While I waited for the check I stared at her. I couldn't help it. Here you are a woman who has raised her kids. Done her time. And you are still passing out your judgement? You're still staring at younger mothers thinking how you could have done it better? Please tell me how you haven't learned anything in your 55+ years? You don't remember what it felt like to be me? What, your kids were angels? They never misbehaved in public?

So I paid my check, and I checked my anger and I walked up to her table. And I said, "Just because you hold up your napkin doesn't mean I don't know you are talking about me and my child. Mind your own F'ing business!" And I walked away. I'm sure people stared. But I didn't look back because to be honest I was really proud of myself. For standing up for myself as a mother. I don't do it often enough. And yes, I said F'ing, even though it wasn't nearly as gratifying but there was a child at the table and children in the restaurant. So I'll say it here...

MIND YOUR OWN FUCKING BUSINESS!!!!

All of you! Laugh. Look at me with empathy. Smile and say you've been there. But don't you dare climb up onto that shiny, white pedestal and start preaching your own version of how mothers ought to do things. Because I have news for you: there isn't just one way. I wish there was. I wish we all read one book and we all did it one way. It would sure as a hell be easier. But it would also be so damn boring. I like that we're all different. I like that we are all raising our children differently. I don't want to live in a world where everything is the same.

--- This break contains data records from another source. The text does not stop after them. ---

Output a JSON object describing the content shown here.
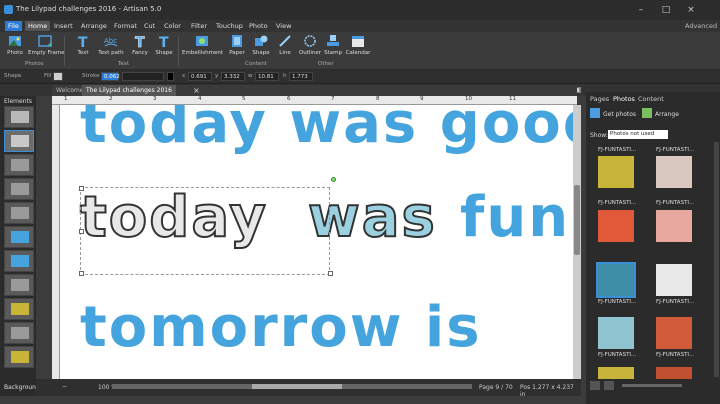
{
  "window": {
    "title": "The Lilypad challenges 2016 - Artisan 5.0",
    "advanced_label": "Advanced",
    "minimize": "–",
    "maximize": "□",
    "close": "×"
  },
  "menu": {
    "items": [
      "File",
      "Home",
      "Insert",
      "Arrange",
      "Format",
      "Cut",
      "Color",
      "Filter",
      "Touchup",
      "Photo",
      "View"
    ]
  },
  "ribbon": {
    "buttons": [
      {
        "label": "Photo",
        "icon": "photo-icon"
      },
      {
        "label": "Empty Frame",
        "icon": "frame-icon"
      },
      {
        "label": "Text",
        "icon": "text-icon"
      },
      {
        "label": "Text path",
        "icon": "text-path-icon"
      },
      {
        "label": "Fancy",
        "icon": "fancy-text-icon"
      },
      {
        "label": "Shape",
        "icon": "shape-text-icon"
      },
      {
        "label": "Embellishment",
        "icon": "embellishment-icon"
      },
      {
        "label": "Paper",
        "icon": "paper-icon"
      },
      {
        "label": "Shape",
        "icon": "shape-icon"
      },
      {
        "label": "Line",
        "icon": "line-icon"
      },
      {
        "label": "Outliner",
        "icon": "outliner-icon"
      },
      {
        "label": "Stamp",
        "icon": "stamp-icon"
      },
      {
        "label": "Calendar",
        "icon": "calendar-icon"
      }
    ],
    "groups": [
      "Photos",
      "Text",
      "Content",
      "Other"
    ]
  },
  "props": {
    "shape_label": "Shape",
    "fill_label": "Fill",
    "stroke_label": "Stroke",
    "stroke_value": "0.062",
    "x_label": "x",
    "x_value": "0.691",
    "y_label": "y",
    "y_value": "3.332",
    "w_label": "w",
    "w_value": "10.81",
    "h_label": "h",
    "h_value": "1.773"
  },
  "tabs": [
    "Welcome",
    "The Lilypad challenges 2016"
  ],
  "elements": {
    "header": "Elements",
    "footer": "Background"
  },
  "ruler_marks": [
    "1",
    "2",
    "3",
    "4",
    "5",
    "6",
    "7",
    "8",
    "9",
    "10",
    "11"
  ],
  "canvas": {
    "line1": "today was good",
    "line2_a": "today",
    "line2_b": "was",
    "line2_c": "fun",
    "line3": "tomorrow is"
  },
  "status": {
    "zoom": "100 %",
    "page": "Page 9 / 70",
    "pos": "Pos 1.277 x 4.237 in"
  },
  "right_panel": {
    "tabs": [
      "Pages",
      "Photos",
      "Content"
    ],
    "get_photos": "Get photos",
    "arrange": "Arrange",
    "show_label": "Show:",
    "show_value": "Photos not used",
    "photo_label": "FJ-FUNTASTI..."
  },
  "colors": {
    "accent": "#3a8fd8",
    "text_blue": "#45a4dd",
    "swatches": [
      "#c9b43a",
      "#d8c8c0",
      "#e05a3a",
      "#e8a8a0",
      "#3e8fa6",
      "#e8e8e8",
      "#8fc4d0",
      "#d05a3a",
      "#c9b43a",
      "#c05030"
    ]
  }
}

And with all of that, here is my apology: To any mother I've ever judged. I'm sorry. I know better. I know it's hard, I know you're tired. I know we all had grandiose plans of what it would all look like and not a damn one of them has come true. I know we planned on teaching letters and numbers with smiles and endless praise as they surpassed all of our stupid goals we'd set. And in reality they tore up the flash cards and threw them at our face and we fell asleep on the playroom floor.

I know you wanted to breastfeed more than anything in whole wide world. And you couldn't. So you cried and you bought a can of formula.

I know you wanted to stay home and do everything with your kiddo. Everything was going to be homemade and magical. And you hated every second of it. And that is okay.

So lets start passing out those apologies. Lets start granting forgiveness. Lets put our arms around each other and figure out how we walk this walk together.

But to that grandmother at Salsa last night, Fuck You.